# Proud Dovetails



## HTown (Feb 25, 2015)

I'm working on a small case with proud dovetails. I'm planning to finish it with Danish oil, a few coats of garnet shellac as a toner followed by lacquer. I'm contemplating the Danish oil and first coat of shellac before glue up in order to avoid a mess with glue squeeze out. Anybody have any experiences they can share? 
Not that it matters, but the wood is sapelle. 
Thanks.


----------



## TheFridge (May 1, 2014)

I don't know but since shellac sticks to just about anything I'd think glue would stick to it to some extent. Don't know really but I'd do some test pieces first.

I'd use HHG or OBG myself but that's not something everyone uses. It is some wonderful stuff though. Before finishing. It comes off with a damp rag.

Otherwise, if you were going to to use danish oil, then shellac, then wax. It would be easier to clean up.


----------



## Unknowncraftsman (Jun 23, 2013)

Looks good. I think you should skip the oil since it should go on first or do you plan on waiting for it to dry?Im really not sure how long oil takes to dry on sapelle.Some exocits will weep oil back out forever.
Shellac and laquer ought to get.
A hour or two after your glue up use a tooth pick to pop out any glue that squeezed out.Think about what parts that get glue to minimize squeeze out.
Good luck


----------



## bondogaposis (Dec 18, 2011)

Put masking tape on the inside along the joinery. That will be hardest place to clean up squeeze out. Also be careful when applying glue to minimize the squeeze out and clean up. Dovetails are a great mechanical joint and don't need a lot of glue.


----------



## rwe2156 (May 7, 2014)

I've tried tape like bondo suggests, but I much prefer to use glue conservatively and just use water and a toothbrush to clean up corners.

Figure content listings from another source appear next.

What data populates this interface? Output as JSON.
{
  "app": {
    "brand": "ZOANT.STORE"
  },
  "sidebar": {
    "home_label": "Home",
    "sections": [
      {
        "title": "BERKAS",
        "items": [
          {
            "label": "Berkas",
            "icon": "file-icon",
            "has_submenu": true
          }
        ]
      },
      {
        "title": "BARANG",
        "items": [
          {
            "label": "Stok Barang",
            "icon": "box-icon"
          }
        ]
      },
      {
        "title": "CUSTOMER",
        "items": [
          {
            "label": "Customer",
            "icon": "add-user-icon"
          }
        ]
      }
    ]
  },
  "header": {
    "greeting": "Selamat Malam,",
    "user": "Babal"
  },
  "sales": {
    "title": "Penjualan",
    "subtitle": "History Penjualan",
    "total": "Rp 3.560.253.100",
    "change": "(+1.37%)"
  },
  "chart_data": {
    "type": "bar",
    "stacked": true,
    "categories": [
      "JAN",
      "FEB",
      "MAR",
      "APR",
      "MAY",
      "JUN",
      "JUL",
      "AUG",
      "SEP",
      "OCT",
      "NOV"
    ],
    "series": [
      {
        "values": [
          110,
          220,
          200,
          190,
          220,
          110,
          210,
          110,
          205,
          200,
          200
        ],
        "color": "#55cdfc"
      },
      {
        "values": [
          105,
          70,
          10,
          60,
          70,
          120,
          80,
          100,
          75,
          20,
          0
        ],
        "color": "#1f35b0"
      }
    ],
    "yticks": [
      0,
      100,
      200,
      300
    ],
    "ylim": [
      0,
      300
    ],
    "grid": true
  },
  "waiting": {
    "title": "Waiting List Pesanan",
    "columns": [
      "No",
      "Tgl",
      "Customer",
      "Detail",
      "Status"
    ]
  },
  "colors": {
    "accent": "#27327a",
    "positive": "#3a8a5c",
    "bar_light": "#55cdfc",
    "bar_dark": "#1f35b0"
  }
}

Follow with damp rag, then dry rag. Works especially well with hide glues.

Never had an issue.

Some have idea that you should never use water for glue clean up either because water can invade the glue joint & weaken or water will make glue soak into grain. I believe this can only happen if you are either slopping water all over or not cleaning up throughly.


----------



## HTown (Feb 25, 2015)

Thanks for the input. I've got some sample pieces with finish curing now so that I can try some tests and see how the glue cleans. I was thinking about hide glue for easier cleanup. I do like the ideas around tape, toothpick, minimized glue use, toothbrush, damp cleanup, etc. I'm not above some overkill. 
To clarify one question, I plan to use the oil first to help bring out the natural shimmer of the sapelle. After it dries I'm thinking of garnet shellac to add some orange tone and provide a bridge for the lacquer. I'll spray the shellac other than the inside and and around the glue up areas where it will be padded on. Once it is assembled, I'll spray the rest of the shellac and finally lacquer. 
Look for some pictures in another month or so when it is all done. 
Thanks again and take care.


----------



## Loren (May 30, 2008)

I have often pre-finished with shellac and
have not found taping the insides of joints 
necessary. I put the shellac on pretty 
thin, usually with a wad of cloth and
find it easy to control that way. Something
like an oil finish is a lot harder to control
where it goes.


----------



## pintodeluxe (Sep 12, 2010)

You could just pin the edges of the joint at top and bottom with short dowels. You could more or less skip the glue. If it has a box top or bottom let into a groove, you could apply glue there.


----------



## JBrow (Nov 18, 2015)

HTown,

I have had success by pre-finishing parts by assembling the joints and applying the finish. Once the finish is cured, the project is dissembled and the parts glued in place. The interlocking joints protect those areas where glue is applied later. However, some care is required around the joints to ensure excess finish is not left to puddle around the joints. Any excess finish that puddles and stands around the joint can seep into the joint.

I can be a little sloppy when applying and brushing out the glue and some excess glue gets on the finished wood near the joint. A damp cloth easily removes this excess glue. When gluing the finished pieces together, any squeeze out is usually removed with a damp cloth without much effort. Since the parts are pre-finished, squeeze out can be removed immediately without raising the grain or forcing residual glue into the wood. Even if the glue is left to cure, it normal flakes off with minimal persuasion, but sometimes a blemish can be introduced to the finish when removing cured glue.

I have found that sometimes a little finish can enter the joints, but this tends to be minimal with well-fitting joints; not enough to affect the glued joint. Since the project can be subject to handling and thus damage during and after glue-up, it is probably best to apply the final coat of finish after the project is completed.


----------



## HTown (Feb 25, 2015)

I made the glue up without incident. Here is what I did:
-Dry run to try out my sequence 
-Prefinished with danish oil
-Glue sparingly on the pins and only on unexposed portions
-Moist rag for outside cleanup and chisel plane on the inside. I only had a negligible amount of squeeze out. 
Thanks for all the ideas.


----------



## waho6o9 (May 6, 2011)

"I have had success by pre-finishing parts by assembling the joints and applying the finish. Once the finish is cured, the project is dissembled and the parts glued in place."

Great idea thanks JBrow!

Clean work HTown


----------



## HokieKen (Apr 14, 2015)

I'm with AJ and Bondo^. Dovetails are very solid joinery and provide much more surface area than is necessary for gluing. I prefer to just be conservative with the glue and make sure to clean up squeeze out before it cures.

JBrow's idea is great too. Dry-fit and finish then glue.


----------



## bobro (Oct 24, 2014)

Wow that looks gorgeous!


----------



## HorizontalMike (Jun 3, 2010)

+10 on taping inside joints. And yes, I still try to be conservative with the glue, but dummy-proofing against my own mistakes makes me look better… *;-)*


----------